Nox, Goddess of the Night, from the Goddesses of the Greeks and Romans series (N188) issued by Wm. S. Kimball & Co. 1889
Dimensions Sheet: 1 1/2 × 2 3/4 in. (3.8 × 7 cm)
Curator: This print is titled "Nox, Goddess of the Night," part of the "Goddesses of the Greeks and Romans" series issued around 1889 by Wm. S. Kimball & Co. The medium here is a lithograph. Editor: The first thing that strikes me is the romantic softness. The color palette is restrained, almost pastel, which gives it a dreamy, ethereal quality. Curator: Absolutely. This wasn't fine art, though. Kimball was a tobacco company. These goddess images were actually trade cards included in cigarette packs, essentially promotional ephemera. They were mass-produced objects meant to be collected. Editor: Interesting. So the appeal wasn’t just the classical theme, but also the accessibility of the medium. Lithography allowed for relatively inexpensive color printing. The very visible dots speak to a democratized, mechanical image-making process. It contrasts quite sharply with the elevated subject matter. Curator: Precisely. This series tells us something about the aspirations of a rising consumer class. Owning, or rather collecting, art, or representations of it, was within reach. It speaks to the ways mythological narratives were being integrated into popular culture and daily life through commercial enterprise.
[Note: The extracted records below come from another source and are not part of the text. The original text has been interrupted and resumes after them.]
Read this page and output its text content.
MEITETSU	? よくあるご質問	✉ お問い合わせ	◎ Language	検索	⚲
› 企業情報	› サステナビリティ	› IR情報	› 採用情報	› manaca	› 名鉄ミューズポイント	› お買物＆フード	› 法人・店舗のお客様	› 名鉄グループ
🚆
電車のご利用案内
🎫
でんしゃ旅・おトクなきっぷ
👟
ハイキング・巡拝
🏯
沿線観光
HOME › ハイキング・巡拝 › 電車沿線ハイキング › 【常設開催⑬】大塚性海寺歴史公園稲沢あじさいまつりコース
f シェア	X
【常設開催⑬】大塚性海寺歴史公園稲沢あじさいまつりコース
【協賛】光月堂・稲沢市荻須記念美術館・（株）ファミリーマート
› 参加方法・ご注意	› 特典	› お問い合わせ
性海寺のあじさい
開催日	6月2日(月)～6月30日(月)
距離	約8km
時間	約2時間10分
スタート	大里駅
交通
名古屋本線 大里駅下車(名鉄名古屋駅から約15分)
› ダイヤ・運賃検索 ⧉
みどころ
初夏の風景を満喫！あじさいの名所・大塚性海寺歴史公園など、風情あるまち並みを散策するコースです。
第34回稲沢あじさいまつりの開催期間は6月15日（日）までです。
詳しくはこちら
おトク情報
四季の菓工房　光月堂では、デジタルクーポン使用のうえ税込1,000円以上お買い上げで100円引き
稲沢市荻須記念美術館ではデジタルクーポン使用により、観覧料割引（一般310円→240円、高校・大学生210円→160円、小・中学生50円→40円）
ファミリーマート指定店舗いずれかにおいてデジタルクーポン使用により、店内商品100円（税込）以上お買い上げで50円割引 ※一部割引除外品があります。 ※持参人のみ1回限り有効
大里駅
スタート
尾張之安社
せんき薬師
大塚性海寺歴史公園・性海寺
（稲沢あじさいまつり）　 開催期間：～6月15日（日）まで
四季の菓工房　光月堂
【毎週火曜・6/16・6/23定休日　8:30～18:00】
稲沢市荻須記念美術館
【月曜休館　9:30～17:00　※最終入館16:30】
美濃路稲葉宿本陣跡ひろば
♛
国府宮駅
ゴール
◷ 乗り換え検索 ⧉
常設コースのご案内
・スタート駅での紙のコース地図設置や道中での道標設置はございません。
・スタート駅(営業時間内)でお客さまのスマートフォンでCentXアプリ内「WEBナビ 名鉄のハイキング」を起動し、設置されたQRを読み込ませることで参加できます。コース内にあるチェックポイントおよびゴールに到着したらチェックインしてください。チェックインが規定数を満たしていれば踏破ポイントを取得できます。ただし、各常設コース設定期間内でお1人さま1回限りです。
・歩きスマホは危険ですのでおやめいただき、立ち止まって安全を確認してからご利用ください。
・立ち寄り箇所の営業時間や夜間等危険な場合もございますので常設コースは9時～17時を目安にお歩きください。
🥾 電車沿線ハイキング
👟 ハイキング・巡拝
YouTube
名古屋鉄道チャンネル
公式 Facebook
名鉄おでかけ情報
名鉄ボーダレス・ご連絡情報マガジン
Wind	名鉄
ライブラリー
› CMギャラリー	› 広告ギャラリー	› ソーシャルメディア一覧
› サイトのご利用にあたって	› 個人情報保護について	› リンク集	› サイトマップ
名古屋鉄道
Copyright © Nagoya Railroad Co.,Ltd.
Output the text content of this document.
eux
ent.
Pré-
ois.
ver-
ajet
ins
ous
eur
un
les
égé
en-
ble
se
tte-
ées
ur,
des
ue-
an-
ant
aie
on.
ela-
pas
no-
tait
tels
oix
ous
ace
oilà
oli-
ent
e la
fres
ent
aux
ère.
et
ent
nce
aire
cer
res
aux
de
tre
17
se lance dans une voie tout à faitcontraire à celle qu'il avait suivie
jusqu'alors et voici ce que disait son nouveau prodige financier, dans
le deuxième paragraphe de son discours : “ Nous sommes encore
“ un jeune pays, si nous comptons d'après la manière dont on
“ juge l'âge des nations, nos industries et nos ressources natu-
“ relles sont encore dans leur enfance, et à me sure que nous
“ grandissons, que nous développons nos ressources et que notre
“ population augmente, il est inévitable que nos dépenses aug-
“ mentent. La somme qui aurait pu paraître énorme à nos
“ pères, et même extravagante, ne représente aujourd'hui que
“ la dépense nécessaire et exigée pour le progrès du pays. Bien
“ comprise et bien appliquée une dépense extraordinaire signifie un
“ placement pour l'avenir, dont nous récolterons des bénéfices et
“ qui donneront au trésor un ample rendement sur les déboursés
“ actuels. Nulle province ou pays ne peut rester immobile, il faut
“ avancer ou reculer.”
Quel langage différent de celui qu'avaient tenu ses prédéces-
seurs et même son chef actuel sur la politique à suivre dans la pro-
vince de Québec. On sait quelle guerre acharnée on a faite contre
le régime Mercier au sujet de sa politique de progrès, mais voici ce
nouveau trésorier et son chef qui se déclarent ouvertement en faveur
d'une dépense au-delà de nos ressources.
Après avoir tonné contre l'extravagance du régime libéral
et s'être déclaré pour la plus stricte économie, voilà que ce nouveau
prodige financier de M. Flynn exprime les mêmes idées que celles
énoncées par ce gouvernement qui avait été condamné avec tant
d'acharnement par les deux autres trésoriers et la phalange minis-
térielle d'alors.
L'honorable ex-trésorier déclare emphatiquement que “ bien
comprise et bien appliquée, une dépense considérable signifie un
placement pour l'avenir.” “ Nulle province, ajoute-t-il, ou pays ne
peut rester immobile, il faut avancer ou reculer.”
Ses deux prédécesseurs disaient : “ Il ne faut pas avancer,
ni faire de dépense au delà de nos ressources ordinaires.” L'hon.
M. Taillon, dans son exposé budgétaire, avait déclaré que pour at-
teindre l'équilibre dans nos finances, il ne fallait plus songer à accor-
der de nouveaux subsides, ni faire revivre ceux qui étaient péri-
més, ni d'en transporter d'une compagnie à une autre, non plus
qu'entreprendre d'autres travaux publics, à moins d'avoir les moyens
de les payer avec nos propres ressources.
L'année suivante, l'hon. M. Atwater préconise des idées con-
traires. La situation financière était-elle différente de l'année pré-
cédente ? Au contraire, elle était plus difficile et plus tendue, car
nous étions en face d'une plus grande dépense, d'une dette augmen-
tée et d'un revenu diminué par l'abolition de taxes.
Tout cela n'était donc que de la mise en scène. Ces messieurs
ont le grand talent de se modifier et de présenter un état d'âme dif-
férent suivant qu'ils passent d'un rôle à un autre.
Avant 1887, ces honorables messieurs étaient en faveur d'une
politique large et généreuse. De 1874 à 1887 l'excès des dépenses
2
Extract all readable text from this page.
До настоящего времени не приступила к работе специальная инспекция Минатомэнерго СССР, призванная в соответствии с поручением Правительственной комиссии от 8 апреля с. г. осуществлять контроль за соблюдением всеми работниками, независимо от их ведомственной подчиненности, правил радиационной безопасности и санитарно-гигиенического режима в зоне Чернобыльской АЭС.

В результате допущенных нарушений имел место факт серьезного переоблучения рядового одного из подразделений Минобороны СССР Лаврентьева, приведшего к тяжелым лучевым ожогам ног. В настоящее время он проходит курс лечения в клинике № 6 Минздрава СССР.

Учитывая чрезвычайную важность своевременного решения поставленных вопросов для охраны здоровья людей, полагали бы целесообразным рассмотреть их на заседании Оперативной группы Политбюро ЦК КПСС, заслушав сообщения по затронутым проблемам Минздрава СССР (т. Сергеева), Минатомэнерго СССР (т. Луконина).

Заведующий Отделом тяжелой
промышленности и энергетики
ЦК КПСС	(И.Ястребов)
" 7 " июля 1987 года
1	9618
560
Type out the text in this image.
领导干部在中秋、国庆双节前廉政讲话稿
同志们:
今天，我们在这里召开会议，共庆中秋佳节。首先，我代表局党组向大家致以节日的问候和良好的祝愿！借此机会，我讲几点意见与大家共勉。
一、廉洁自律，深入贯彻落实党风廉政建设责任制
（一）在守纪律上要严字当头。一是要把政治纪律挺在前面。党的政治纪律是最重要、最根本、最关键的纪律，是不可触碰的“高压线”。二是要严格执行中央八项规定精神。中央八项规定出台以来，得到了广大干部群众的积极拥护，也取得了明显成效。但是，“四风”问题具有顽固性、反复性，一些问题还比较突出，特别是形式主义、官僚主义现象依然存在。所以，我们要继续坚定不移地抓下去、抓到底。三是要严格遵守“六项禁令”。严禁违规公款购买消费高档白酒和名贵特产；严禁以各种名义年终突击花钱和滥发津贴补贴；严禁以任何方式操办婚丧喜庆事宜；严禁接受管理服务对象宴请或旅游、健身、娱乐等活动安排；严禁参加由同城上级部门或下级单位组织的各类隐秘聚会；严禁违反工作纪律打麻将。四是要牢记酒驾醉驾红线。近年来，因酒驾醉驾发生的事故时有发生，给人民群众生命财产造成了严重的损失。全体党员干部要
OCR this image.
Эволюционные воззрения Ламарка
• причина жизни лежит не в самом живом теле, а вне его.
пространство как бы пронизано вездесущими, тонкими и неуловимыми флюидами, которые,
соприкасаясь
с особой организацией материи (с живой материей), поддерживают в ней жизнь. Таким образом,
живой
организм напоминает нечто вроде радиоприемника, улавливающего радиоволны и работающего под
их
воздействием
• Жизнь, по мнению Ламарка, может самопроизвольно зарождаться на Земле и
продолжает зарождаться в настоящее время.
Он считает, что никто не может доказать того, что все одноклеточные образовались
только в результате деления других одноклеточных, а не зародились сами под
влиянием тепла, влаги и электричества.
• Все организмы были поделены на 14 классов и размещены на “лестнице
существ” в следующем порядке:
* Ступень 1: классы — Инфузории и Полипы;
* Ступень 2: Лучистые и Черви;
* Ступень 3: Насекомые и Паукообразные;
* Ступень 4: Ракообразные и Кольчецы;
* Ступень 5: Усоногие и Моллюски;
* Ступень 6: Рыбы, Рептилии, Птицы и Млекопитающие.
Think about the skill of the draughtsman, versus the purely commercial function of their labour here. Editor: Right. But still, considering the formal choices—the languid pose, the soft lighting, the subject’s eyes closed. This isn't just selling cigarettes; it’s selling an ideal, maybe a vision of tranquility in a rapidly industrializing era. The woman and her flowing tresses merge into the landscape behind. This speaks of formal integration. The golden star shapes set the scene and reflect her sun-kissed locks. Curator: And how the object circulated mattered as much as the image itself. Were these collected? Traded? Or simply discarded? They became a visual shorthand to prestige through a carefully manufactured type of ‘high culture’, cheaply purchased and casually disposed of. Editor: It’s amazing how much this small rectangle reveals, both about the art of that period, and the economy surrounding it. Curator: Indeed. From smoke, a myth, then and now!